5枚切りのパンを1枚ずつデジタル量りに載せ、重さを記録します。そして、
①45度に保たれたオーブン庫内=約45度
②室温である台所のテーブルの上=約15度
③冷蔵庫内=約5度
④冷凍庫=約マイナス15度
の4カ所にそれぞれ放置してどれくらい乾燥するか、すなわち、水分を放出するかをチェックしてみました。
2時間半、放置した後再び重さを計測します。以下に結果を書き出します。
①オーブン 78.3→67.8グラム 86.59%(▲13.41%)
②室温卓上 71.6→69.2グラム 96.65%(▲ 3.35%)
③冷蔵庫内 72.2→69.9グラム 96.81%(▲ 3.19%)
④冷凍庫内 72.0→71.2グラム 98.88%(▲ 1.12%)
数字は前から実験開始時の重さ、終了時の重さ、終了時/開始時の重さ、です。
45度という高温状態では重量比で13%分の水分が減少していました。一方、冷凍庫のパンはわずか1%の減少に留まりました。②の室温と③の冷蔵庫内はほぼ同じの3%減でした。

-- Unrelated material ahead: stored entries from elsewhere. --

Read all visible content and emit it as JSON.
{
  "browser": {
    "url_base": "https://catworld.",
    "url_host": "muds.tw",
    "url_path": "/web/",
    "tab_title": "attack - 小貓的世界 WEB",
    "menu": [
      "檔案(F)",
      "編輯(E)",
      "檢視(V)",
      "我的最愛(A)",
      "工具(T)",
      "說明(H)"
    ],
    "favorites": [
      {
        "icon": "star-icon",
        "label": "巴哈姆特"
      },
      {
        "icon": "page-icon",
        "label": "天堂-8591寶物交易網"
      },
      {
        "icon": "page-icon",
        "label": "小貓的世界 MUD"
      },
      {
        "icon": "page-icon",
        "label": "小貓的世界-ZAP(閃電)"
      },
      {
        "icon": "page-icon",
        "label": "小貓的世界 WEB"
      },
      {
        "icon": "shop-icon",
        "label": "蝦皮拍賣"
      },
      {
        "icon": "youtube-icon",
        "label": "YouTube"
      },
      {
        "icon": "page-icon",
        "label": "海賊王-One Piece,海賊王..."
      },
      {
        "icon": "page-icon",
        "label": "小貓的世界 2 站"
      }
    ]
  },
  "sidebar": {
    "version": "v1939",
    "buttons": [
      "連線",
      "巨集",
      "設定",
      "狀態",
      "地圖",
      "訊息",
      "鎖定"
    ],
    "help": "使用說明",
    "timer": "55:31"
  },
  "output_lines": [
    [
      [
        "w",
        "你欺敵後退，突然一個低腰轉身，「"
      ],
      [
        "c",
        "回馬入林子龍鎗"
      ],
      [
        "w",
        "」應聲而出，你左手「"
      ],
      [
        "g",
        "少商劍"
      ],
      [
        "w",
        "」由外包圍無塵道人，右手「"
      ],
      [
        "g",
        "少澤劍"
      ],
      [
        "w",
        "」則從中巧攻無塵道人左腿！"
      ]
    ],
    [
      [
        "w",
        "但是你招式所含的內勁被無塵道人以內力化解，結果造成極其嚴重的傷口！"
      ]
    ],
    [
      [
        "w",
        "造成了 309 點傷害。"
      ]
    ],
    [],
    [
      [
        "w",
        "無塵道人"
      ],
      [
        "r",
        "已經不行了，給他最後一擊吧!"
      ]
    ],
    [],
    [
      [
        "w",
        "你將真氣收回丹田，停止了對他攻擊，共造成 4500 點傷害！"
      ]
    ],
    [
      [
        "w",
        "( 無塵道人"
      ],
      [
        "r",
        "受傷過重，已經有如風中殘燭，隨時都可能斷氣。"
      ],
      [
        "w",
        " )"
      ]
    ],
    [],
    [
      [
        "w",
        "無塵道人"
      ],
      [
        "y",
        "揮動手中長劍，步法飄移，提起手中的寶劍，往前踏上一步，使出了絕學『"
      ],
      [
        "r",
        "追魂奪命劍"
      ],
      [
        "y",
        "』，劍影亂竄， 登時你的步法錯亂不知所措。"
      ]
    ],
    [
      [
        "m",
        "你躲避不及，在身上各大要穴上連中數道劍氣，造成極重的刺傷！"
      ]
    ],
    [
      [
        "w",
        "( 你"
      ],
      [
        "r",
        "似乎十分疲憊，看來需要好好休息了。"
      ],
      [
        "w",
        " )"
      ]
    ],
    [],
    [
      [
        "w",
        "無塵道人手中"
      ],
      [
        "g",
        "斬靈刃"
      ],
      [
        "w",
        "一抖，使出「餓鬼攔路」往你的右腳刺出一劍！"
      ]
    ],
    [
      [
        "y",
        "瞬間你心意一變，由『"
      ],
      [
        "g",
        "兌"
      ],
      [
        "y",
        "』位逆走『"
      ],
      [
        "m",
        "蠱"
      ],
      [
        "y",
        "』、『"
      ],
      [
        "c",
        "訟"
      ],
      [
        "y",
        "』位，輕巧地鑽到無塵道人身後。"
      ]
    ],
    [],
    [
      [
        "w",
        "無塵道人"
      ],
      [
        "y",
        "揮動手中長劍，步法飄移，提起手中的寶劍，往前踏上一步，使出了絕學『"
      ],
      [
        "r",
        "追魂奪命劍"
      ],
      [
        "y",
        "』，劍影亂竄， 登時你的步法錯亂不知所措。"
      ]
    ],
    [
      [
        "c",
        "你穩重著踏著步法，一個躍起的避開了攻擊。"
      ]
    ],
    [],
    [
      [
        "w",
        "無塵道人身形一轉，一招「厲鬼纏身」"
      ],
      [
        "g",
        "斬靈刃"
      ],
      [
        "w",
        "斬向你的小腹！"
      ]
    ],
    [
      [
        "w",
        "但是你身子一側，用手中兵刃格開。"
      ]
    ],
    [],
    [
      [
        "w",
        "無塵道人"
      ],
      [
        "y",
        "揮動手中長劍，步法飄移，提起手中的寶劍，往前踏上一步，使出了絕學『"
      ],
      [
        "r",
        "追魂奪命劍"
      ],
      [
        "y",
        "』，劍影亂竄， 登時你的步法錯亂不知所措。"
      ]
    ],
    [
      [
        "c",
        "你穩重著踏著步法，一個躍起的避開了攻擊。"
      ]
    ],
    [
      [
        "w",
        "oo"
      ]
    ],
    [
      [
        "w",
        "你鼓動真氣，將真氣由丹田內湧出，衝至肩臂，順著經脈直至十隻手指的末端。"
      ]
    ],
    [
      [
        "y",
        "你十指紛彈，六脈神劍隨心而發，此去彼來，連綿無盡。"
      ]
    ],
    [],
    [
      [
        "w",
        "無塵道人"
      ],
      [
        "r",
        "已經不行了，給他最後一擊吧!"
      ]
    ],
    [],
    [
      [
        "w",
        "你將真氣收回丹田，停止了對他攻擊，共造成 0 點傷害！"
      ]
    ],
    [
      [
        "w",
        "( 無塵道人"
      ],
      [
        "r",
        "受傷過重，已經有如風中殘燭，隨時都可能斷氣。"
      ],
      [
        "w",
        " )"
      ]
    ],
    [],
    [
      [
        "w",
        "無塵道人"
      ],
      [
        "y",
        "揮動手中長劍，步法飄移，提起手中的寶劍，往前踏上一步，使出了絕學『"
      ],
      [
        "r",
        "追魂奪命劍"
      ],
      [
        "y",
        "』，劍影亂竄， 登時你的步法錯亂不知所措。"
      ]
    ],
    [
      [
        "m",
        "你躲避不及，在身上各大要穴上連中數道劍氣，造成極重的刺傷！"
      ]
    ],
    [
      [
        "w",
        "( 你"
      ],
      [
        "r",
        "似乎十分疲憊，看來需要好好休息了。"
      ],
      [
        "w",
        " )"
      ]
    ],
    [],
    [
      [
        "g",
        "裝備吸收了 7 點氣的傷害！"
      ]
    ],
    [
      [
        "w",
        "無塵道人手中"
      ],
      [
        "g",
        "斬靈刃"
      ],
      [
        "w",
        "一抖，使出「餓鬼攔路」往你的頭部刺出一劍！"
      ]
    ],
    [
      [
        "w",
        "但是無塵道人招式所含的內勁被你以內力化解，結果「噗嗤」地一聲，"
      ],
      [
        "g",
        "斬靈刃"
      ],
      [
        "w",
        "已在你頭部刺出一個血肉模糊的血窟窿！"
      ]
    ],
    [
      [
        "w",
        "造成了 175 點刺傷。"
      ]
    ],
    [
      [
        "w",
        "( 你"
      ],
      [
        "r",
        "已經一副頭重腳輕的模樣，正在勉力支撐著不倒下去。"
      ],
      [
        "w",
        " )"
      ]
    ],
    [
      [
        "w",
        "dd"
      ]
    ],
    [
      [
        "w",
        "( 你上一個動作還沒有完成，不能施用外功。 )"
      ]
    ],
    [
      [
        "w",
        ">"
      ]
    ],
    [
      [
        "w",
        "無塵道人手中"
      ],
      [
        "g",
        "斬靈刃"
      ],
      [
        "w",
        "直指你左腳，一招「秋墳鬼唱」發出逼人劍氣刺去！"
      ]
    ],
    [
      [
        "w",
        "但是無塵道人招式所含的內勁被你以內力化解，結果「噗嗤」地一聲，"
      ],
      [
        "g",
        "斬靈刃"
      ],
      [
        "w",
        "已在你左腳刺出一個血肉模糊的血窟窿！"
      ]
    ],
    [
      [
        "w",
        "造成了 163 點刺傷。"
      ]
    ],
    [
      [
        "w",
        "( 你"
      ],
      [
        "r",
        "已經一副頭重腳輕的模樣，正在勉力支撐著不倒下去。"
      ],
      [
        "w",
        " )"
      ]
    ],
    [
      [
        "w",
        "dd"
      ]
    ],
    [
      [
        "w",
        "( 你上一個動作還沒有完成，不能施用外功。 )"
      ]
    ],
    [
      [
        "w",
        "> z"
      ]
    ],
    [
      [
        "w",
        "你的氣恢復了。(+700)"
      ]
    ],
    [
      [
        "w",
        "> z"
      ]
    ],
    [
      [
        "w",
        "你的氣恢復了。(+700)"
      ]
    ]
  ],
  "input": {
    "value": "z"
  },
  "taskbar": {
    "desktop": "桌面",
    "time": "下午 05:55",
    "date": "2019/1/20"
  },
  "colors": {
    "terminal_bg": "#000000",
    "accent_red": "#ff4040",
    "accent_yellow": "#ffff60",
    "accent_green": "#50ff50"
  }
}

生地の手触りに関しては、①は両面ともに表面が固くなりザラザラとした感触に、②は上面の表面のみがザラザラ、③は上面のみザラザラに加えて全体的にパンが固く締まった感じに、④は全体的にコチコチ、といった具合でした。
予想では③がもっと激しく水分を放出してしまうと思っていたのですが、意外と室温の②と同じでした。オーブンの環境(45度)はパンにとって過酷なようで、一気に老化が進んでしまいました。
一方で、冷凍庫の④。わずか1%しか減っていません。パンのパサつきの原因となるデンプンの老化はデンプン内から水分が放出されることで起きます。冷凍庫、それも急速冷凍トレーに載せられたパンは一気に0度以下に冷やされ、放出されるはずの水分がそのまま凍ってしまった形となっています。
実験のまとめをしますと、パンは温蔵はご法度。そして室温・冷蔵ではなく冷凍で保存するのがよいことが示されました。冷凍パンは一見コチコチですが、トースターなどで解凍しながら焼き上げると、再びふんわり感が戻ります。ただし、水の分子が凍結により凝縮することでデンプンの組織が傷ついてしまうので、元の完全な焼きたて感が再現される訳ではありません。